In general, Tetro does a great job developing the protagonists. Sanchez and her partner, Jim Bo, were particularly enjoyable. The two detectives covet their positions in law enforcement but aren’t afraid to toe the line between right and wrong to serve the greater good, and their relationship is endearing. Like most partners, they share an intimate bond unique to their situation. However, it is Sanchez, in particular, who proved to be a really captivating character. The author makes sure to develop Sanchez as a hard-hitting, dedicated police officer, but Tetro also manages to capture her softer side as a conflicted wife and loving mother. On the other hand, the development of the antagonists was lacking. The Hammer is an un-killable killer with barely existent motives, and the Doll Maker’s psyche is equally unexplained. The lack of development of the title characters was disappointing given the extravagance of their kills.
Despite the mostly interesting characters, the focus of the book proved confusing. There are chapters dedicated to the first-person perspective of Jack, the mysterious hitman, where the reader is made privy to his inner thoughts; he is the only character given point-of-view chapters. However, Jack seems relatively unimportant towards the end, and throughout the story, the development of his motives and relationship with Sanchez continued to be unclear despite his first-person narration. By the end of the book, it’s apparent that the main character is Sanchez, and the plot hinges on her past life and her decisions in the present, leaving the reader wondering why so much narrative was dedicated to Jack.

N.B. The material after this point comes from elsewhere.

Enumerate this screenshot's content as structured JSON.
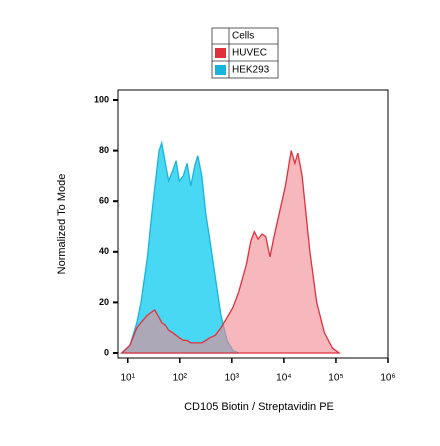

Additionally, the narrative is in need of thorough editing. The text is riddled with significant punctuation errors, and there are quite a few sloppy mistakes, like when the character Jim Bo is referred to as “Jumbo.” Further, the most distracting issue throughout is the failure to properly organize dialogue: characters speak within the same paragraph, often making it difficult to decipher who is doing the talking; this required many passages to be reread. Further, there were quite a few instances where the writing is plain clumsy, like in the following sentence: “Agreed, Jim Bo agreed.”
There were a lot of good elements to this story, and I thoroughly enjoyed the development of the two characters Sanchez and Jim Bo. Moreover, the story was engaging and fast paced with interesting twists that kept me hooked until the end. However, the issues with the narrative focus and editing led me to a less-than-perfect rating. I struggled between 2 stars and 3 stars, and ultimately chose to go with 3 out of 4 stars, simply because I really enjoyed the main characters. I recommend The Doll Maker and the Hammer to readers who like crime thrillers and don’t mind horror elements in their stories. However, readers should be warned that much of the content involving the murders in this book is incredibly gruesome.